A articulação com o mundo acadêmico e o mercado de trabalho complementa a proposta pedagógica.

“Ao aproximar o cotidiano escolar de universidades, cursos técnicos e do próprio mercado de trabalho, a escola amplia esse repertório, permitindo que os jovens visualizem trajetórias possíveis. Essa conexão ajuda a desmistificar carreiras, tornar profissões mais concretas e contextualizar o aprendizado escolar dentro de projetos de vida”, destaca Alexandre.

Escuta ativa e aproximação geracional

Já na Escola Gracinha, no Itaim Bibi, Zona Oeste da capital paulista, a aproximação com o mercado ocorre anualmente por meio de uma jornada profissional construída a partir do interesse dos próprios estudantes.

O coordenador-geral e pedagógico do Ensino Médio da instituição, Paulo Rotta — mestre em Educação e Tecnologia pelo programa de TIDD da PUC-SP —, detalha a estrutura da iniciativa.

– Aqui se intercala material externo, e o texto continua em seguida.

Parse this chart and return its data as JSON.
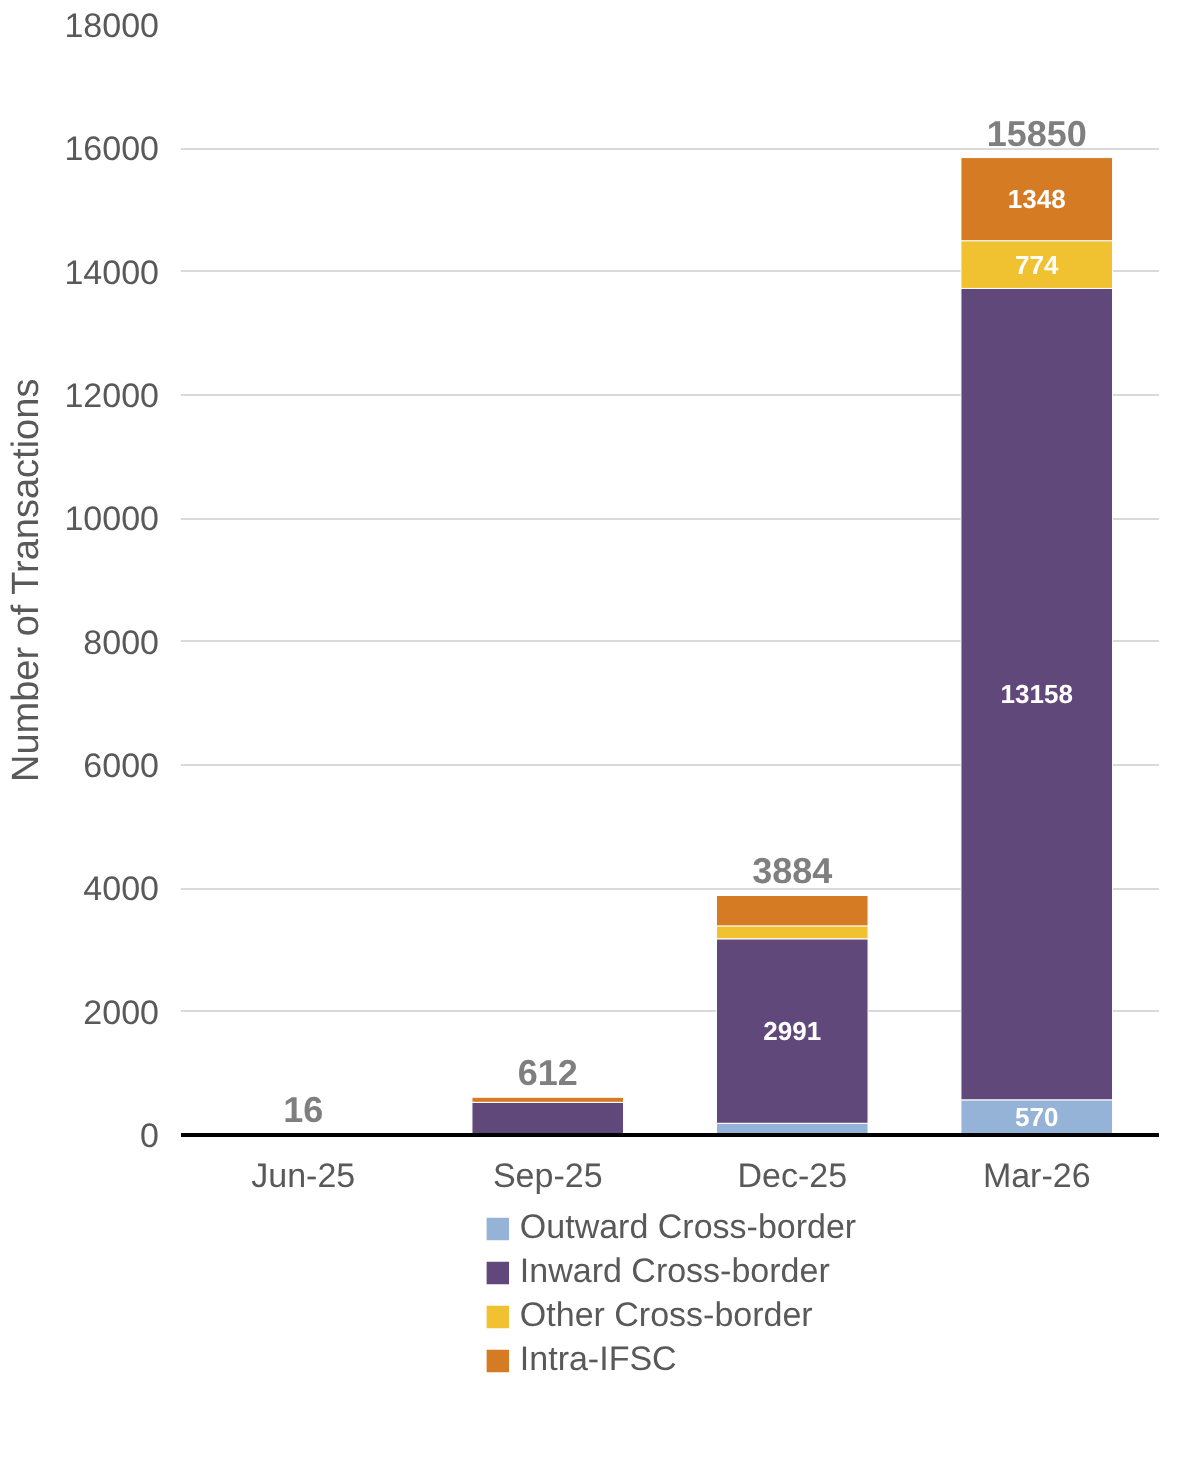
{
  "chart_data": {
    "type": "bar",
    "stacked": true,
    "ylabel": "Number of Transactions",
    "categories": [
      "Jun-25",
      "Sep-25",
      "Dec-25",
      "Mar-26"
    ],
    "series": [
      {
        "name": "Outward Cross-border",
        "color": "#95b3d7",
        "values": [
          null,
          null,
          190,
          570
        ],
        "value_labels": [
          null,
          null,
          null,
          "570"
        ]
      },
      {
        "name": "Inward Cross-border",
        "color": "#60497a",
        "values": [
          16,
          530,
          2991,
          13158
        ],
        "value_labels": [
          null,
          null,
          "2991",
          "13158"
        ]
      },
      {
        "name": "Other Cross-border",
        "color": "#f0c232",
        "values": [
          null,
          null,
          210,
          774
        ],
        "value_labels": [
          null,
          null,
          null,
          "774"
        ]
      },
      {
        "name": "Intra-IFSC",
        "color": "#d47b24",
        "values": [
          null,
          82,
          493,
          1348
        ],
        "value_labels": [
          null,
          null,
          null,
          "1348"
        ]
      }
    ],
    "totals": [
      "16",
      "612",
      "3884",
      "15850"
    ],
    "ylim": [
      0,
      18000
    ],
    "yticks": [
      0,
      2000,
      4000,
      6000,
      8000,
      10000,
      12000,
      14000,
      16000,
      18000
    ],
    "grid": "y",
    "legend": "bottom"
  }
}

“A jornada profissional tem duração de dois dias, duas manhãs, sendo composta, primeiramente, de uma escuta dos estudantes. Eles preenchem que profissões, que áreas, que tipo de atuação profissional gostariam de entrar em contato, de participar de uma mesa de apresentação.”

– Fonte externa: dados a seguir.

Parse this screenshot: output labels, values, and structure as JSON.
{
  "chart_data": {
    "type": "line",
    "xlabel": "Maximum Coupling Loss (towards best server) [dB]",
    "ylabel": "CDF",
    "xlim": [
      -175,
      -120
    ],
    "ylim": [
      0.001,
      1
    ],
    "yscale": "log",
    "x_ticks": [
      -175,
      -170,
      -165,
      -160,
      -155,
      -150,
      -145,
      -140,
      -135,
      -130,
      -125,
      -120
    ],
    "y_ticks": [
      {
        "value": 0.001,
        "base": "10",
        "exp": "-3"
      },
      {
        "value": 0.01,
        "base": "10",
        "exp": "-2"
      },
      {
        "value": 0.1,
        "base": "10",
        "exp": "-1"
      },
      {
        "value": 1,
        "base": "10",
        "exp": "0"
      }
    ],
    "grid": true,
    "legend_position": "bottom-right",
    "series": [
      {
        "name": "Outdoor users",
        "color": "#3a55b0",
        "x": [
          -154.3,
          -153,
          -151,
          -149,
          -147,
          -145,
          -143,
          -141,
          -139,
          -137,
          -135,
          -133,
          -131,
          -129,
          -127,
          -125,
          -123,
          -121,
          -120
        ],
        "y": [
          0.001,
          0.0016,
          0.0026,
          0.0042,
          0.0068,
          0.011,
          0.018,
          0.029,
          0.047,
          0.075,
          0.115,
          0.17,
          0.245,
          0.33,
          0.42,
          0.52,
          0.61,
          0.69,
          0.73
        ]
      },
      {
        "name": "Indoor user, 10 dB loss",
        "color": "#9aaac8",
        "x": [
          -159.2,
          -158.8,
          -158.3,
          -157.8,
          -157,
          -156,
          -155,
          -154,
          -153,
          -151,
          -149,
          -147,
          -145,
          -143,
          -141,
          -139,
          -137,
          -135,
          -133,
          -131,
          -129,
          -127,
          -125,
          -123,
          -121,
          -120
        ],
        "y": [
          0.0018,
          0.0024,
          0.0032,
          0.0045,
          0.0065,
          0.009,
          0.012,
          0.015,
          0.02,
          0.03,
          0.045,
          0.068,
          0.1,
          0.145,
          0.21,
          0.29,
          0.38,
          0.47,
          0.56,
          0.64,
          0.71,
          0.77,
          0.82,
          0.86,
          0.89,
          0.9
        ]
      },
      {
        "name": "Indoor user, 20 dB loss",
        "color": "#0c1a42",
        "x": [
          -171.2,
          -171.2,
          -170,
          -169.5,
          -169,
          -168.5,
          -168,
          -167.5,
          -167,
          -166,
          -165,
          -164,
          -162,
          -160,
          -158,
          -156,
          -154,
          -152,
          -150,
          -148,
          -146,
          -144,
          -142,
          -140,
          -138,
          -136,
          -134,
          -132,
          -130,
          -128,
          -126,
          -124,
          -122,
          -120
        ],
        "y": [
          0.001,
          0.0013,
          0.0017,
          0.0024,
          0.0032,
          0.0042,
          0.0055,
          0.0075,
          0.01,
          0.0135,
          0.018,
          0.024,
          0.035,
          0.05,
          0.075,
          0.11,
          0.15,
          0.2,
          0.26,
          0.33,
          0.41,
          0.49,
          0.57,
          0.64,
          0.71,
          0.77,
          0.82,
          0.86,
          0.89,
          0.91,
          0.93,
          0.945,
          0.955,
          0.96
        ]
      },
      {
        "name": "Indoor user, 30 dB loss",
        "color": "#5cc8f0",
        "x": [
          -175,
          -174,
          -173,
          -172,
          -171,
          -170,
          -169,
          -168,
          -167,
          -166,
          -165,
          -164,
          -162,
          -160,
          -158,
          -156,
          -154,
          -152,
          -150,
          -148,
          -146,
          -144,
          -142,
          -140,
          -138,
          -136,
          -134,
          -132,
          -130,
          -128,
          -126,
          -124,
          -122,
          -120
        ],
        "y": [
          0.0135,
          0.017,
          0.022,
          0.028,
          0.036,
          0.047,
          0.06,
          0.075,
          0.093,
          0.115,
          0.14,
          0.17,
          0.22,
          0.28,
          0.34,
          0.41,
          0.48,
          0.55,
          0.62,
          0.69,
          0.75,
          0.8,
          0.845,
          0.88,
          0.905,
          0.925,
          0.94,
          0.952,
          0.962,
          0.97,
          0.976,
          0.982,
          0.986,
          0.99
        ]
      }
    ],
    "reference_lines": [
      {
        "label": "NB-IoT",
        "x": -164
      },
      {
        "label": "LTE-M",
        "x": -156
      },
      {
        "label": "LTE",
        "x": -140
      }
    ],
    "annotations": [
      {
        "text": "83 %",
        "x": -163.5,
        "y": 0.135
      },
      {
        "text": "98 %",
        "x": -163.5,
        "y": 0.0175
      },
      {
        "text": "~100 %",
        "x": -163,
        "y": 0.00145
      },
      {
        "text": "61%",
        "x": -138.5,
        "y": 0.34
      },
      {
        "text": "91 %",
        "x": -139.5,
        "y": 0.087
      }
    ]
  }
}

A programação aposta em uma aproximação geracional para aproximar a realidade dos estudantes da rotina do ensino superior e do mercado.

“As mesas de apresentação têm duas modalidades, uma com profissionais adultos e outra mesclada com profissionais, mas com estudantes ou alunos da metade para frente do curso. Essa aproximação geracional já temos feito há cerca de dois anos. As áreas são as mais diversas e, a partir dessa escuta, a gente propõe muitas mesas simultâneas”, explica.

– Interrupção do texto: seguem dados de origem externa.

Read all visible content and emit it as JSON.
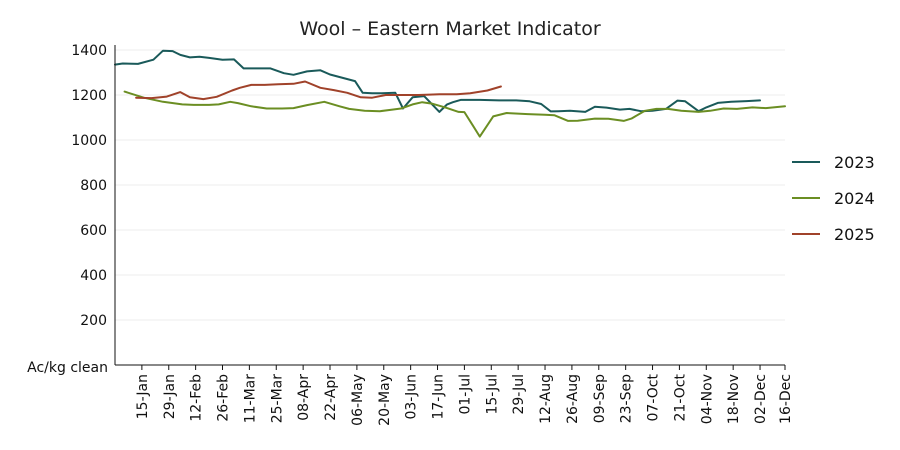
{
  "chart_data": {
    "type": "line",
    "title": "Wool – Eastern Market Indicator",
    "ylabel": "Ac/kg clean",
    "xlabel": "",
    "ylim": [
      0,
      1400
    ],
    "yticks": [
      200,
      400,
      600,
      800,
      1000,
      1200,
      1400
    ],
    "x_unit": "day of year",
    "xlim": [
      1,
      350
    ],
    "xtick_labels": [
      "15-Jan",
      "29-Jan",
      "12-Feb",
      "26-Feb",
      "11-Mar",
      "25-Mar",
      "08-Apr",
      "22-Apr",
      "06-May",
      "20-May",
      "03-Jun",
      "17-Jun",
      "01-Jul",
      "15-Jul",
      "29-Jul",
      "12-Aug",
      "26-Aug",
      "09-Sep",
      "23-Sep",
      "07-Oct",
      "21-Oct",
      "04-Nov",
      "18-Nov",
      "02-Dec",
      "16-Dec"
    ],
    "xtick_days": [
      15,
      29,
      43,
      57,
      71,
      85,
      99,
      113,
      127,
      141,
      155,
      169,
      183,
      197,
      211,
      225,
      239,
      253,
      267,
      281,
      295,
      309,
      323,
      337,
      351
    ],
    "grid": true,
    "legend_position": "right",
    "series": [
      {
        "name": "2023",
        "color": "#1a5a5a",
        "x": [
          1,
          5,
          13,
          21,
          26,
          31,
          35,
          40,
          45,
          50,
          57,
          63,
          68,
          73,
          82,
          89,
          94,
          101,
          108,
          113,
          126,
          130,
          135,
          140,
          147,
          151,
          156,
          162,
          170,
          174,
          177,
          181,
          186,
          191,
          201,
          210,
          217,
          223,
          228,
          232,
          238,
          246,
          251,
          257,
          264,
          269,
          275,
          281,
          288,
          294,
          298,
          305,
          309,
          315,
          322,
          330,
          337
        ],
        "y": [
          1335,
          1340,
          1338,
          1357,
          1397,
          1395,
          1378,
          1367,
          1370,
          1365,
          1357,
          1358,
          1318,
          1318,
          1318,
          1297,
          1290,
          1305,
          1310,
          1291,
          1262,
          1210,
          1208,
          1208,
          1210,
          1140,
          1190,
          1195,
          1125,
          1158,
          1168,
          1178,
          1178,
          1178,
          1176,
          1176,
          1172,
          1160,
          1127,
          1128,
          1130,
          1125,
          1148,
          1144,
          1135,
          1138,
          1128,
          1130,
          1138,
          1175,
          1172,
          1128,
          1145,
          1165,
          1170,
          1173,
          1176
        ]
      },
      {
        "name": "2024",
        "color": "#6b8e23",
        "x": [
          6,
          16,
          26,
          36,
          42,
          50,
          55,
          61,
          65,
          72,
          80,
          88,
          94,
          101,
          110,
          118,
          123,
          131,
          139,
          145,
          150,
          156,
          161,
          166,
          173,
          180,
          183,
          187,
          191,
          198,
          205,
          216,
          225,
          230,
          237,
          242,
          251,
          258,
          266,
          270,
          277,
          283,
          289,
          296,
          305,
          311,
          318,
          325,
          333,
          340,
          350
        ],
        "y": [
          1215,
          1188,
          1170,
          1158,
          1156,
          1156,
          1158,
          1170,
          1164,
          1150,
          1140,
          1140,
          1142,
          1155,
          1170,
          1150,
          1138,
          1130,
          1128,
          1134,
          1140,
          1158,
          1168,
          1162,
          1145,
          1125,
          1124,
          1070,
          1015,
          1105,
          1120,
          1115,
          1112,
          1110,
          1085,
          1086,
          1095,
          1094,
          1085,
          1095,
          1130,
          1138,
          1138,
          1130,
          1125,
          1130,
          1140,
          1138,
          1145,
          1142,
          1150
        ]
      },
      {
        "name": "2025",
        "color": "#a0422a",
        "x": [
          12,
          20,
          28,
          35,
          40,
          47,
          54,
          62,
          66,
          72,
          79,
          86,
          94,
          100,
          108,
          115,
          122,
          129,
          135,
          142,
          150,
          159,
          165,
          170,
          179,
          186,
          195,
          202
        ],
        "y": [
          1188,
          1186,
          1193,
          1213,
          1190,
          1182,
          1192,
          1220,
          1232,
          1245,
          1245,
          1248,
          1250,
          1260,
          1232,
          1222,
          1210,
          1190,
          1188,
          1200,
          1200,
          1200,
          1202,
          1203,
          1203,
          1208,
          1220,
          1238
        ]
      }
    ]
  }
}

O evento é integrado a um ecossistema de orientação que inclui vivências externas e contato direto com centros universitários.

“A proposta se compõe com outro programa de estágio, no qual os alunos visitam os espaços profissionais. Na jornada, a escola recebe os profissionais; no estágio sombra, os estudantes visitam os espaços de atuação profissional. Simultaneamente, sobretudo no segundo dia, ocorre uma feira de universidades, que reúne cerca de 17 instituições”, conclui Rotta.